Che Dostoevskij, al contrario, sia il santo di Vladimir Putin, il remoto ispiratore della sua azione politico-identitaria, è storia antica. Henry Kissinger l’ha ribadito più volte: in una intervista del 2016, rilasciata al “The Atlantic”, è stato lampante:

“Per capire Putin bisogna leggere Dostoevskij, non il Mein Kampf. Sa che la Russia è più debole di un tempo – molto più debole degli Stati Uniti. Guida uno stato definito per secoli dalla sua grandezza imperiale, ma che ha perso trecento secoli di storia con il collasso dell’Unione Sovietica. La Russia è strategicamente minacciata su ciascuno dei suoi confini: dall’incubo demografico cinese a Est, dall’incubo ideologico islamico, nei territori meridionali, dall’Europa, a Ovest.
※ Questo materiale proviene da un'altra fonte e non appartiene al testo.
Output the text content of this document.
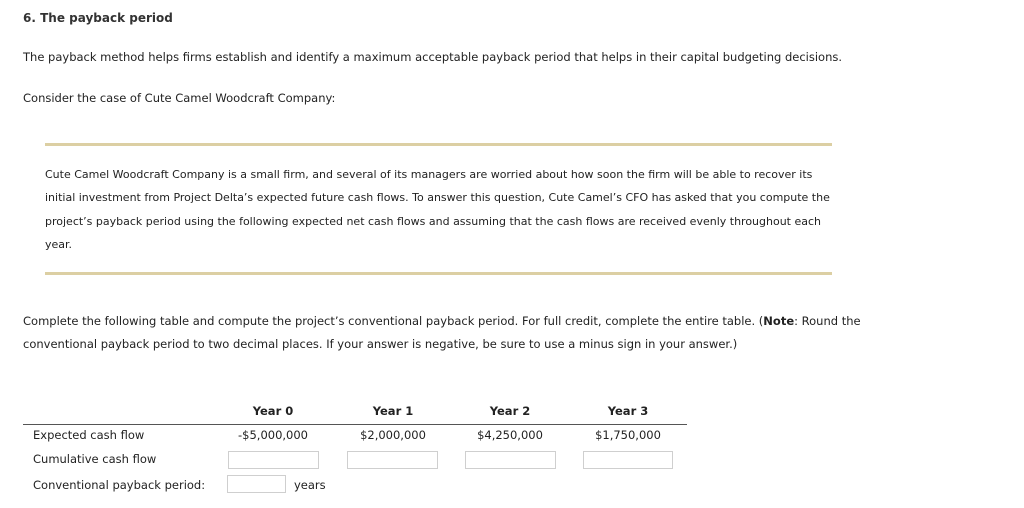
6. The payback period
The payback method helps firms establish and identify a maximum acceptable payback period that helps in their capital budgeting decisions.
Consider the case of Cute Camel Woodcraft Company:
Cute Camel Woodcraft Company is a small firm, and several of its managers are worried about how soon the firm will be able to recover its initial investment from Project Delta’s expected future cash flows. To answer this question, Cute Camel’s CFO has asked that you compute the project’s payback period using the following expected net cash flows and assuming that the cash flows are received evenly throughout each year.
Complete the following table and compute the project’s conventional payback period. For full credit, complete the entire table. (Note: Round the conventional payback period to two decimal places. If your answer is negative, be sure to use a minus sign in your answer.)
Year 0	Year 1	Year 2	Year 3
Expected cash flow	-$5,000,000	$2,000,000	$4,250,000	$1,750,000
Cumulative cash flow
Conventional payback period:	years
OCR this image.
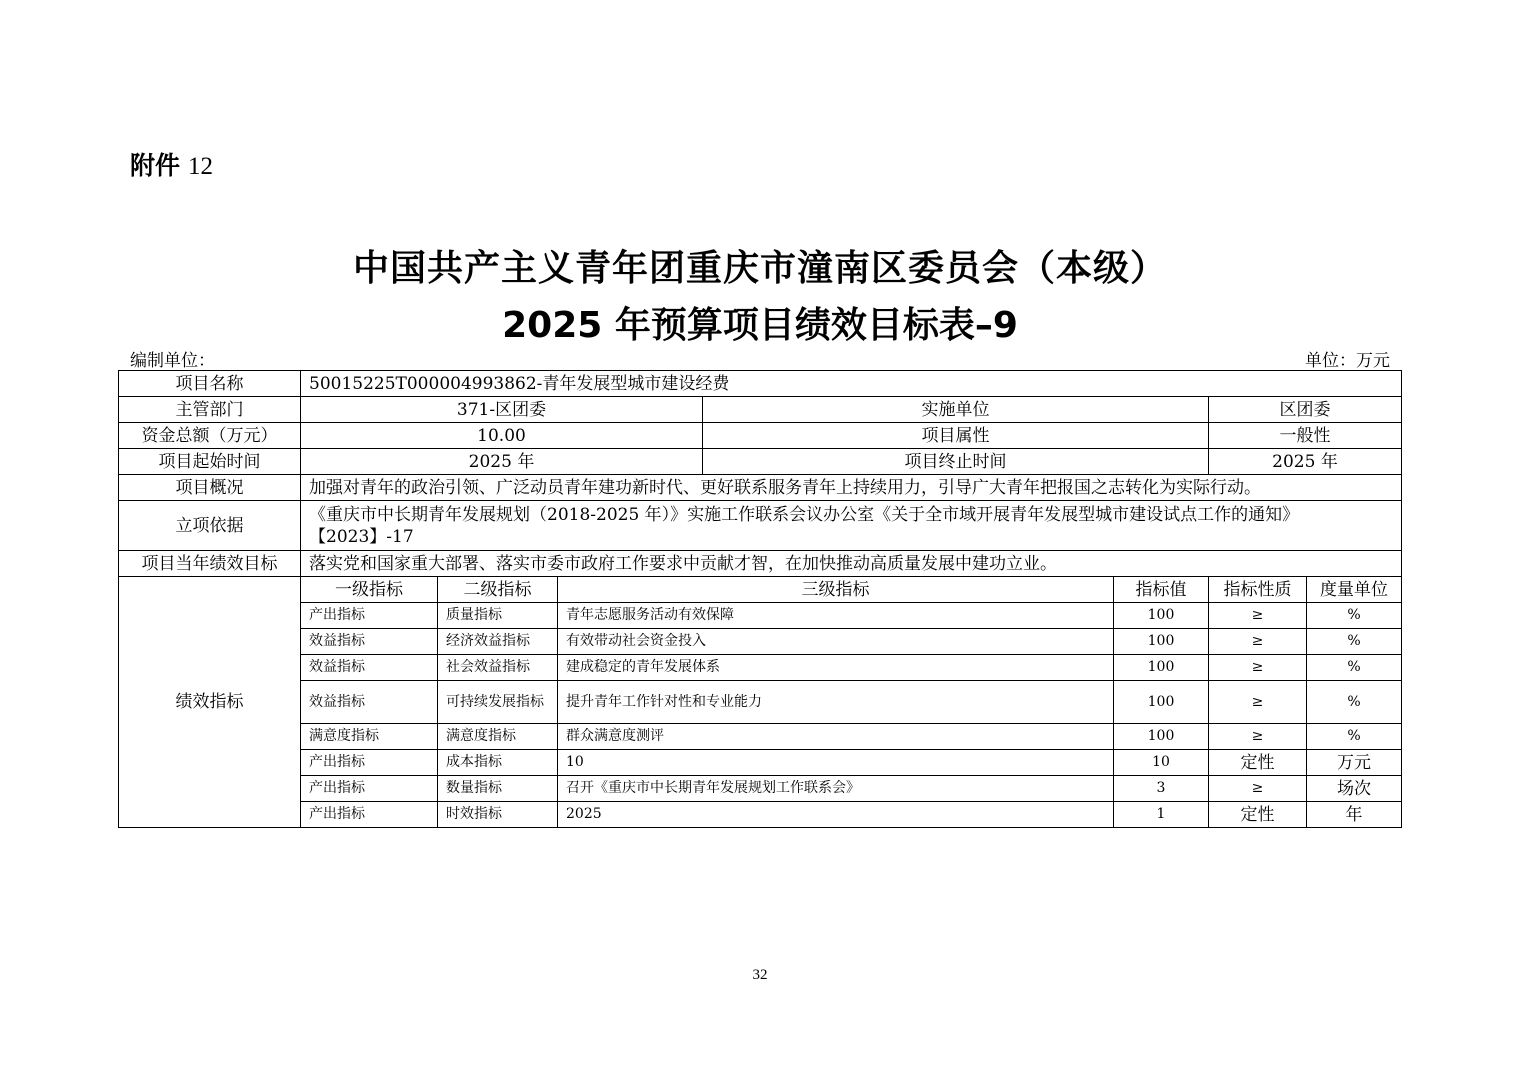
附件 12
中国共产主义青年团重庆市潼南区委员会（本级）
2025 年预算项目绩效目标表–9
编制单位：	单位：万元
项目名称	50015225T000004993862-青年发展型城市建设经费						
主管部门	371-区团委			实施单位		区团委	
资金总额（万元）	10.00			项目属性		一般性	
项目起始时间	2025 年			项目终止时间		2025 年	
项目概况	加强对青年的政治引领、广泛动员青年建功新时代、更好联系服务青年上持续用力，引导广大青年把报国之志转化为实际行动。						
立项依据	《重庆市中长期青年发展规划（2018-2025 年）》实施工作联系会议办公室《关于全市域开展青年发展型城市建设试点工作的通知》【2023】-17						
项目当年绩效目标	落实党和国家重大部署、落实市委市政府工作要求中贡献才智，在加快推动高质量发展中建功立业。						
绩效指标	一级指标	二级指标	三级指标		指标值	指标性质	度量单位
	产出指标	质量指标	青年志愿服务活动有效保障		100	≥	%
	效益指标	经济效益指标	有效带动社会资金投入		100	≥	%
	效益指标	社会效益指标	建成稳定的青年发展体系		100	≥	%
	效益指标	可持续发展指标	提升青年工作针对性和专业能力		100	≥	%
	满意度指标	满意度指标	群众满意度测评		100	≥	%
	产出指标	成本指标	10		10	定性	万元
	产出指标	数量指标	召开《重庆市中长期青年发展规划工作联系会》		3	≥	场次
	产出指标	时效指标	2025		1	定性	年
32
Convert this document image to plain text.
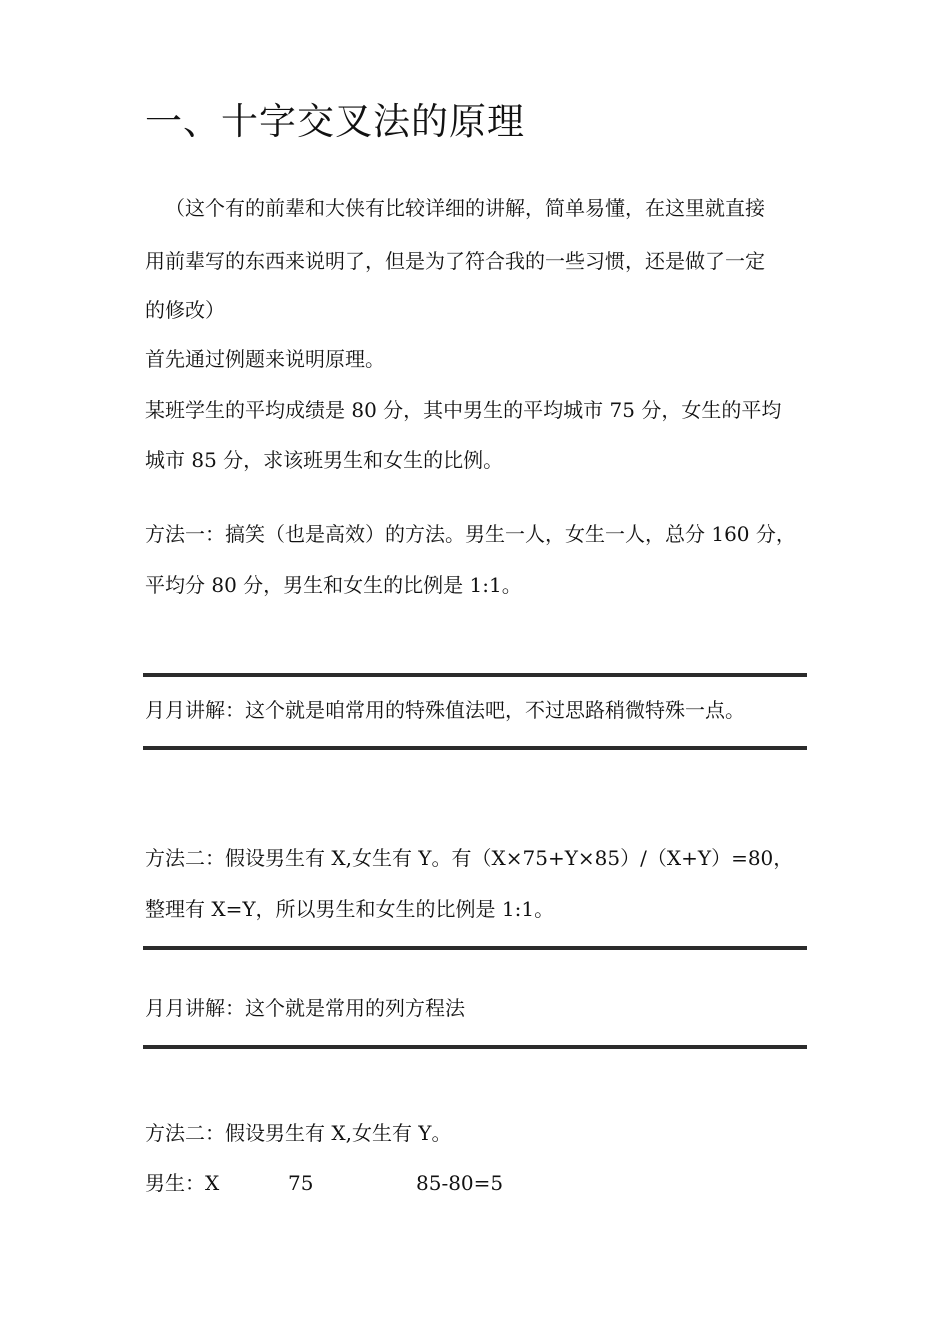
一、十字交叉法的原理
（这个有的前辈和大侠有比较详细的讲解，简单易懂，在这里就直接
用前辈写的东西来说明了，但是为了符合我的一些习惯，还是做了一定
的修改）
首先通过例题来说明原理。
某班学生的平均成绩是 80 分，其中男生的平均城市 75 分，女生的平均
城市 85 分，求该班男生和女生的比例。
方法一：搞笑（也是高效）的方法。男生一人，女生一人，总分 160 分，
平均分 80 分，男生和女生的比例是 1:1。
月月讲解：这个就是咱常用的特殊值法吧，不过思路稍微特殊一点。
方法二：假设男生有 X,女生有 Y。有（X×75+Y×85）/（X+Y）=80，
整理有 X=Y，所以男生和女生的比例是 1:1。
月月讲解：这个就是常用的列方程法
方法二：假设男生有 X,女生有 Y。
男生：X	75	85-80=5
La Russia cerca un riconoscimento come grande potenza, non supplice del sistema americano”.

Henry Kissinger

Sul punto, qualche anno fa – era il gennaio del 2017 – Giulio Meotti ha scritto un articolo piuttosto esaustivo, Putin di Guerra e pace, pubblicato dal “Foglio”. Si cita, tra l’altro, “un lungo saggio della Harvard Political Review”, in cui Alejandro Jimenez ribadisce il concetto che “per capire veramente Putin dobbiamo rivolgerci agli scritti di Dostoevskij”. Il problema è capire a quale Dostoevskij rivolgersi. Non quello dei romanzi, corrosivi, ovvio, ma complessi, stratificati, abnormi, da cui è arduo estrarre una ‘politica’, semmai una poetica dell’esistere (che si riassume così: sfracellatevi sul volto del Dio vivente). Piuttosto, bisogna leggere il Dostoevskij “panslavista, anticattolico, populista, moderatamente guerrafondaio”, come scrive Luca Doninelli, quello frainteso e furente, delle “parole spesso inaccettabili”, con cui occorre litigare (“odiatele, assaporate l’offesa che contengono per ciascuno di voi”), a motivo di quella “vastità”, di quella “libertà che la cultura dei nostri giorni, la bolla dentro cui viviamo tutti, non sa più ritrovare”.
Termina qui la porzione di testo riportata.